Aereo in ritardo, compagnia non paga. Le scuse? Uccelli, neve, ruote sgonfie…

Pubblicato il 29 Gennaio 2013 - 09:54| Aggiornato il 10 Maggio 2022 OLTRE 6 MESI FA

ROMA – “Abbiamo incontrato uno stormo di uccelli“. “La neve ha bloccato le partenze”. “Le ruote del carrello erano sgonfie”. Se il vostro volo è in ritardo e pensate di avere diritto ad un rimborso, attenti a queste scuse. Il Corriere della Sera spiega in un articolo di Leonard Berberi che le compagnie aeree inventano scuse sempre più creative per non rimborsare i passeggeri. E se le scuse non dovessero bastare, denuncia Altroconsumo, i passeggeri vengono scoraggiati con lunghe trafile per la richiesta del rimborso che gli spetta.

Per porre un freno alla situazione la Corte di Giustizia europea ha approvato il 23 ottobre 2012 un provvedimento che stabilisce come i voli con ritardo superiore alle 3 ore prevedono un rimborso per i passeggeri tra i 250 ed i 600 euro, a meno che non intervengono “cause di forza maggiore o eventi eccezionali”.

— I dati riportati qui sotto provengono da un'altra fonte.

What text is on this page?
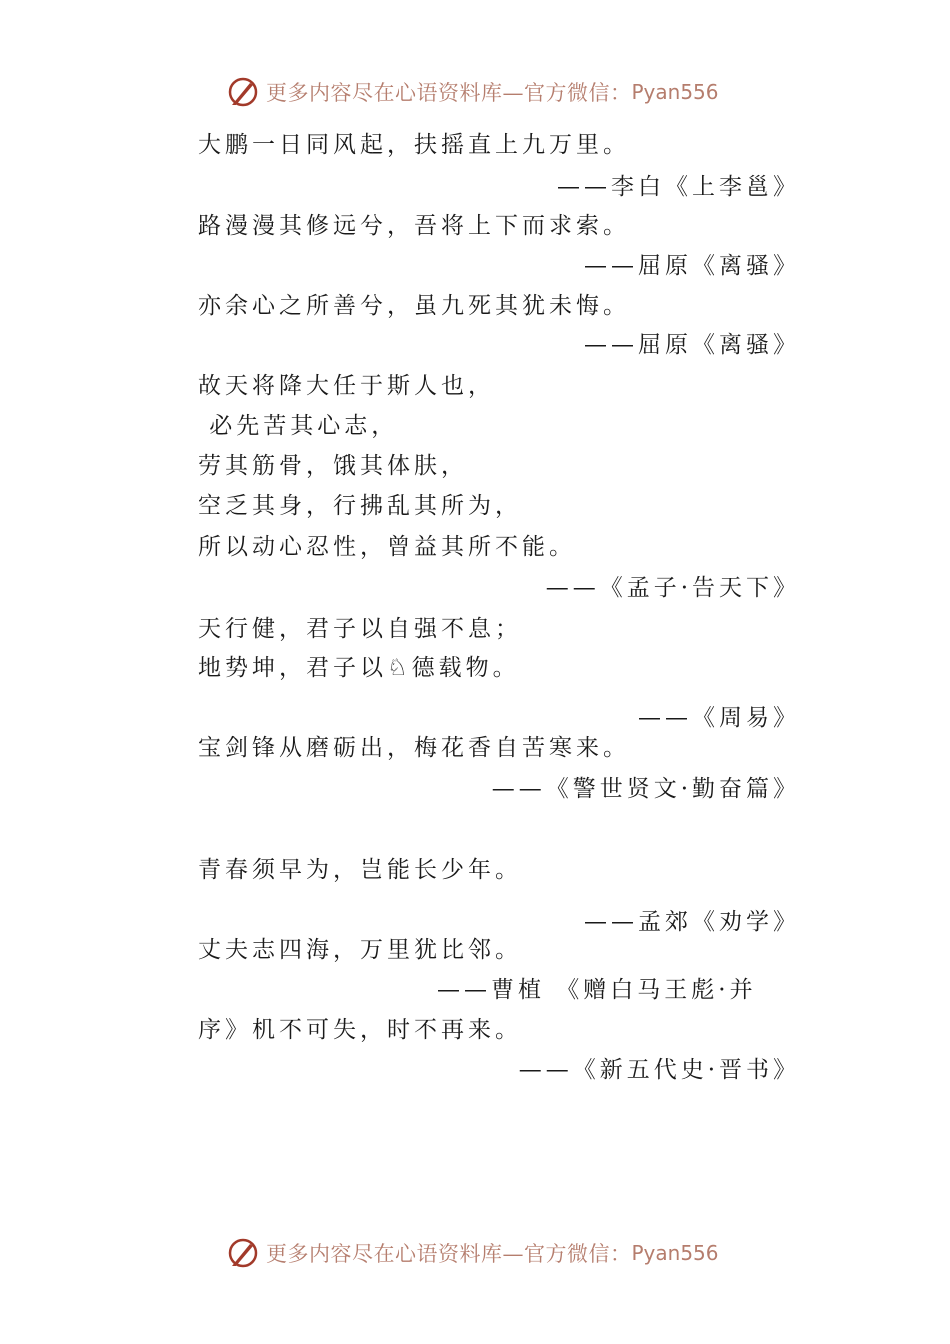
更多内容尽在心语资料库—官方微信： Pyan556
大鹏一日同风起，扶摇直上九万里。
——李白《上李邕》
路漫漫其修远兮，吾将上下而求索。
——屈原《离骚》
亦余心之所善兮，虽九死其犹未悔。
——屈原《离骚》
故天将降大任于斯人也，
必先苦其心志，
劳其筋骨，饿其体肤，
空乏其身，行拂乱其所为，
所以动心忍性，曾益其所不能。
——《孟子·告天下》
天行健，君子以自强不息；
地势坤，君子以♘德载物。
——《周易》
宝剑锋从磨砺出，梅花香自苦寒来。
——《警世贤文·勤奋篇》
青春须早为，岂能长少年。
——孟郊《劝学》
丈夫志四海，万里犹比邻。
——曹植 《赠白马王彪·并
序》机不可失，时不再来。
——《新五代史·晋书》
更多内容尽在心语资料库—官方微信： Pyan556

La Corte europea voleva porre fine al fenomeno del rimborso negati, spiega il Corriere, ma ha scatenato quello delle risposte “creative”, se così possiamo chiamarle, da parte della compagnia aerea che per non pagare ne dice di tutte. Il Corriere riporta i dati del sito Flight-delayed.co.uk, raccolti tra luglio e dicembre 2012 su circa 50 compagnie aeree e 10.412 richieste di rimborso, di cui solo l’8,4% è stato risarcito:

“E l’altro 91,6%? “La loro domanda viene respinta oppure ignorata”. Le “cause di forza maggiore” o le “circostanze straordinarie”  sono le principali motivazioni che portano le società a dire no: tra questi c’è un 40% delle risposte che si appella a “difficoltà tecniche imprevedibili”. Termine generico che, “soltanto dopo una richiesta più approfondita – precisa il dossier – scopriamo trattarsi spesso di bagni intasati o portelloni difettosi”.

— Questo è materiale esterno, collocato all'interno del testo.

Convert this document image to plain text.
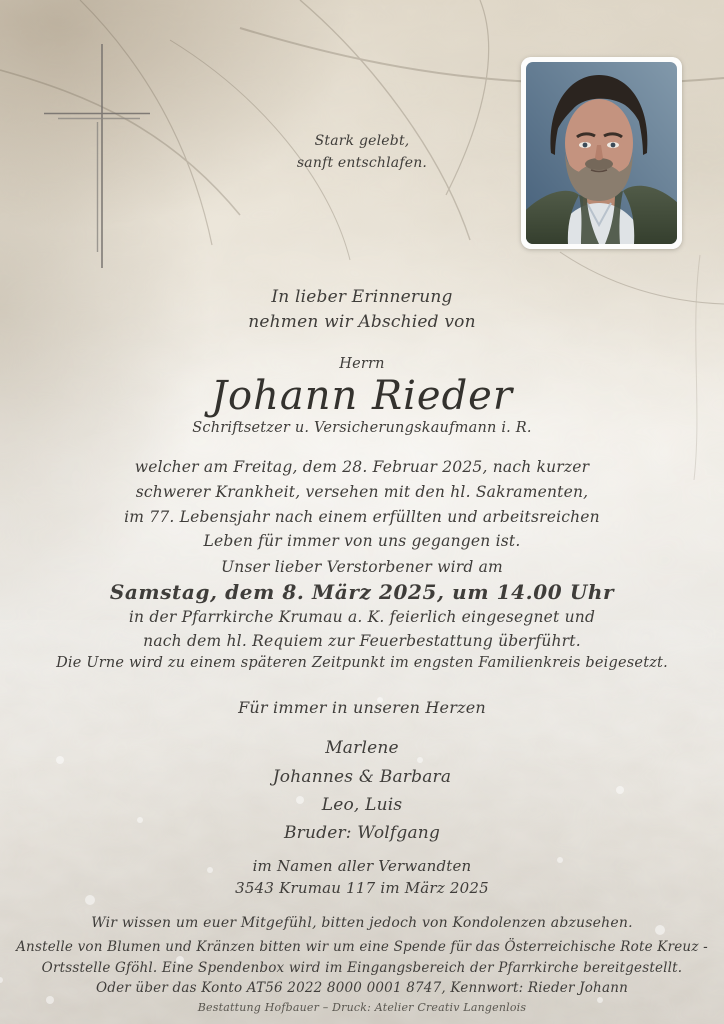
Stark gelebt,
sanft entschlafen.
In lieber Erinnerung
nehmen wir Abschied von
Herrn
Johann Rieder
Schriftsetzer u. Versicherungskaufmann i. R.
welcher am Freitag, dem 28. Februar 2025, nach kurzer
schwerer Krankheit, versehen mit den hl. Sakramenten,
im 77. Lebensjahr nach einem erfüllten und arbeitsreichen
Leben für immer von uns gegangen ist.
Unser lieber Verstorbener wird am
Samstag, dem 8. März 2025, um 14.00 Uhr
in der Pfarrkirche Krumau a. K. feierlich eingesegnet und
nach dem hl. Requiem zur Feuerbestattung überführt.
Die Urne wird zu einem späteren Zeitpunkt im engsten Familienkreis beigesetzt.
Für immer in unseren Herzen
Marlene
Johannes & Barbara
Leo, Luis
Bruder: Wolfgang
im Namen aller Verwandten
3543 Krumau 117 im März 2025
Wir wissen um euer Mitgefühl, bitten jedoch von Kondolenzen abzusehen.
Anstelle von Blumen und Kränzen bitten wir um eine Spende für das Österreichische Rote Kreuz -
Ortsstelle Gföhl. Eine Spendenbox wird im Eingangsbereich der Pfarrkirche bereitgestellt.
Oder über das Konto AT56 2022 8000 0001 8747, Kennwort: Rieder Johann
Bestattung Hofbauer – Druck: Atelier Creativ Langenlois
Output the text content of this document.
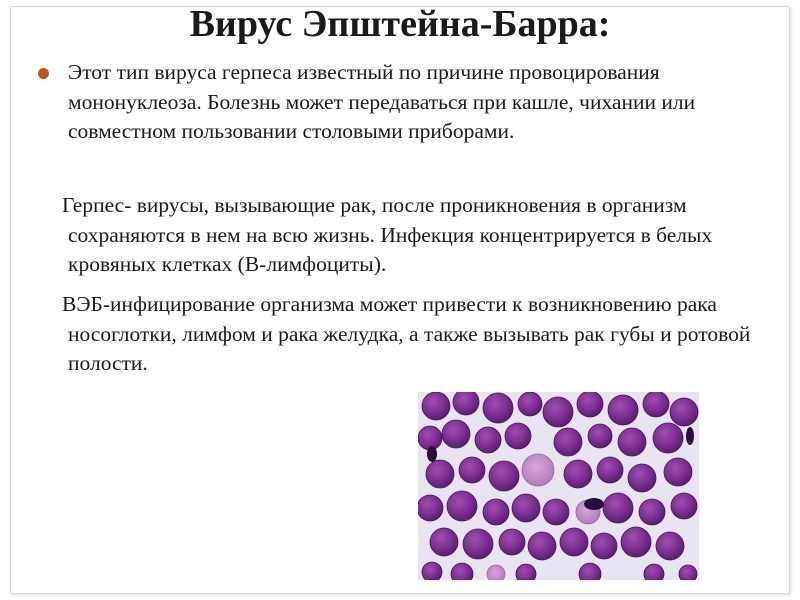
Вирус Эпштейна-Барра:
Этот тип вируса герпеса известный по причине провоцирования мононуклеоза. Болезнь может передаваться при кашле, чихании или совместном пользовании столовыми приборами.
Герпес- вирусы, вызывающие рак, после проникновения в организм сохраняются в нем на всю жизнь. Инфекция концентрируется в белых кровяных клетках (В-лимфоциты).
ВЭБ-инфицирование организма может привести к возникновению рака носоглотки, лимфом и рака желудка, а также вызывать рак губы и ротовой полости.
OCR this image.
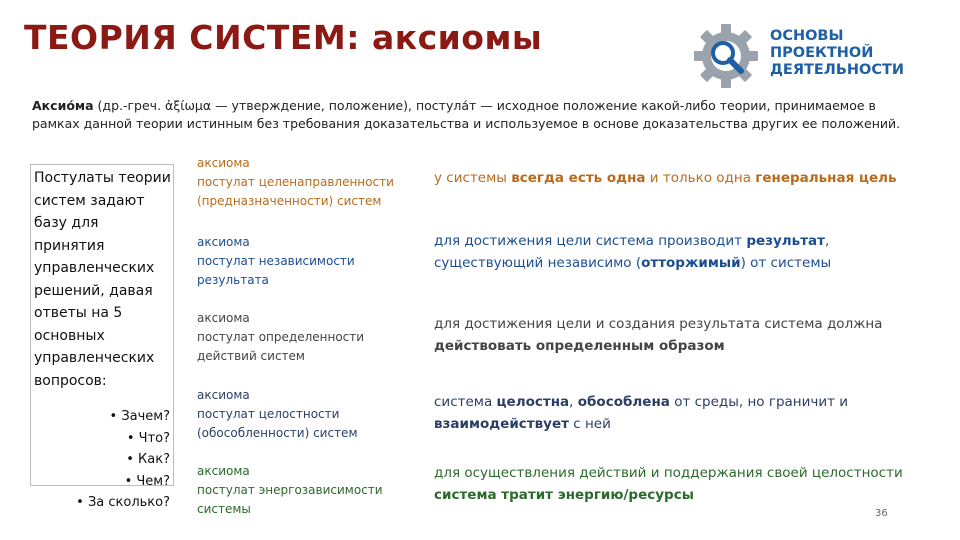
ТЕОРИЯ СИСТЕМ: аксиомы	ОСНОВЫ
ПРОЕКТНОЙ
ДЕЯТЕЛЬНОСТИ
Аксио́ма (др.-греч. ἀξίωμα — утверждение, положение), постула́т — исходное положение какой-либо теории, принимаемое в рамках данной теории истинным без требования доказательства и используемое в основе доказательства других ее положений.
Постулаты теории систем задают базу для принятия управленческих решений, давая ответы на 5 основных управленческих вопросов:
• Зачем?
• Что?
• Как?
• Чем?
• За сколько?
аксиома
постулат целенаправленности (предназначенности) систем
у системы всегда есть одна и только одна генеральная цель
аксиома
постулат независимости результата
для достижения цели система производит результат, существующий независимо (отторжимый) от системы
аксиома
постулат определенности действий систем
для достижения цели и создания результата система должна действовать определенным образом
аксиома
постулат целостности (обособленности) систем
система целостна, обособлена от среды, но граничит и взаимодействует с ней
аксиома
постулат энергозависимости системы
для осуществления действий и поддержания своей целостности система тратит энергию/ресурсы
36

L’istituzione della regola della Corte di Giustizia europea non ha aiutato, spiega il Corriere, evidenziando come nei dati raccolti da Fligh-delayed dopo il 23 ottobre le cifre non cambino:

“È crollato, per esempio, il numero delle risposte alle richieste di risarcimento entro le sei settimane obbligatorie. «Se prima otteneva una replica il 45,4% dei clienti, dopo la sentenza della Corte di Giustizia europea il tasso è sceso al 24,1». «Colpa» più dei «colossi» che delle low cost. In parallelo, sono aumentati i rigetti per «condizioni meteo avverse» (dal 3,8 al 12,1%), per l’«arrivo in ritardo del velivolo» (dal 4,8 al 6,3%), per «collisione con uno stormo di uccelli o altri oggetti» (dall’1,1 al 4,5%) o senza un motivo (dal 6,5 al 7,6%)”.

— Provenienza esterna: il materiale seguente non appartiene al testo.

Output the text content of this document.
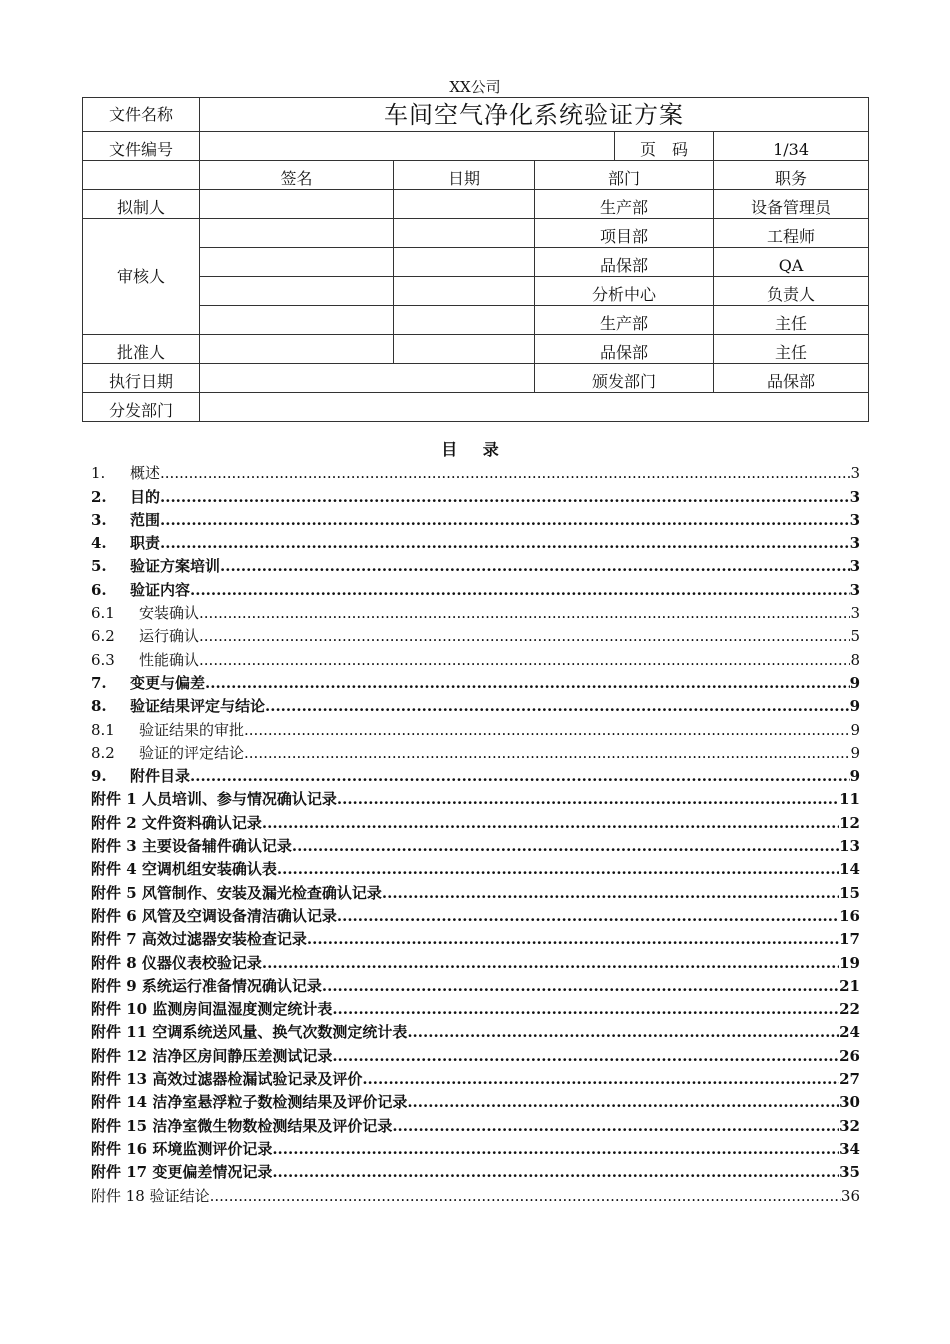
XX公司
文件名称	车间空气净化系统验证方案				
文件编号				页　码	1/34
	签名	日期	部门		职务
拟制人			生产部		设备管理员
审核人			项目部		工程师
			品保部		QA
			分析中心		负责人
			生产部		主任
批准人			品保部		主任
执行日期			颁发部门		品保部
分发部门					
目 录
1.	概述 .....	3
2.	目的 .....	3
3.	范围 .....	3
4.	职责 .....	3
5.	验证方案培训 .....	3
6.	验证内容 .....	3
6.1	安装确认 .....	3
6.2	运行确认 .....	5
6.3	性能确认 .....	8
7.	变更与偏差 .....	9
8.	验证结果评定与结论 .....	9
8.1	验证结果的审批 .....	9
8.2	验证的评定结论 .....	9
9.	附件目录 .....	9
附件 1 人员培训、参与情况确认记录 .....	11
附件 2 文件资料确认记录 .....	12
附件 3 主要设备辅件确认记录 .....	13
附件 4 空调机组安装确认表 .....	14
附件 5 风管制作、安装及漏光检查确认记录 .....	15
附件 6 风管及空调设备清洁确认记录 .....	16
附件 7 高效过滤器安装检查记录 .....	17
附件 8 仪器仪表校验记录 .....	19
附件 9 系统运行准备情况确认记录 .....	21
附件 10 监测房间温湿度测定统计表 .....	22
附件 11 空调系统送风量、换气次数测定统计表 .....	24
附件 12 洁净区房间静压差测试记录 .....	26
附件 13 高效过滤器检漏试验记录及评价 .....	27
附件 14 洁净室悬浮粒子数检测结果及评价记录 .....	30
附件 15 洁净室微生物数检测结果及评价记录 .....	32
附件 16 环境监测评价记录 .....	34
附件 17 变更偏差情况记录 .....	35
附件 18 验证结论 .....	36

Maurizio Amerelli, giurista di Altroconsumo, sottolinea poi che le compagnie aeree, nonostante il passeggero abbia ragione, rispondono sempre no alle richieste di rimborso. Se il passeggero va avanti nella richiesta, allora l’azienda presta attenzione ma non sempre il consumatore riesce a ottenere quanto gli spetta. Amerelli spiega al Corriere che i motivi sono tre:

“Il primo: “Molti decidono di non fare nulla perché scoraggiati dalla lunga trafila”, ragiona Amerelli. Il secondo: “Le richieste vengono fatte individualmente, quando sarebbero più forti quelle in gruppo”. Il terzo: “In pochi conoscono le norme europee a tutela del consumatore”. Soltanto il 7% dei viaggiatori, secondo Flight-delayed.co.uk.

C’è poi un’altra questione da sottolineare: le compagnie aeree dovrebbero segnalare ai propri passeggeri le modalità per chiedere il rimborso. Ma troppo spesso le compagnie evitano di dare le informazione, sottolinea Altroconsumo. Per tutelarsi, nel caso il vostro volo superi le tre ore di ritardo, i consigli sono pochi e semplici:

“Intanto conservare il biglietto: sembra banale, ma in molti se ne sbarazzano troppo presto”, suggerisce Amerelli. Poi bisogna “raccogliere una prova fotografica del ritardo, scattando un’istantanea al tabellone dell’aeroporto”. Quindi “cercare di coinvolgere anche altri passeggeri dello stesso volo”.

Infine armarsi di pazienza e coraggio e proseguire per la trafilata e irta strada della richiesta di rimborso, sperando di essere tra quel (fortunato) 8,4% di passeggeri che riesci a vincere la battaglia contro le (creative) compagnie aeree.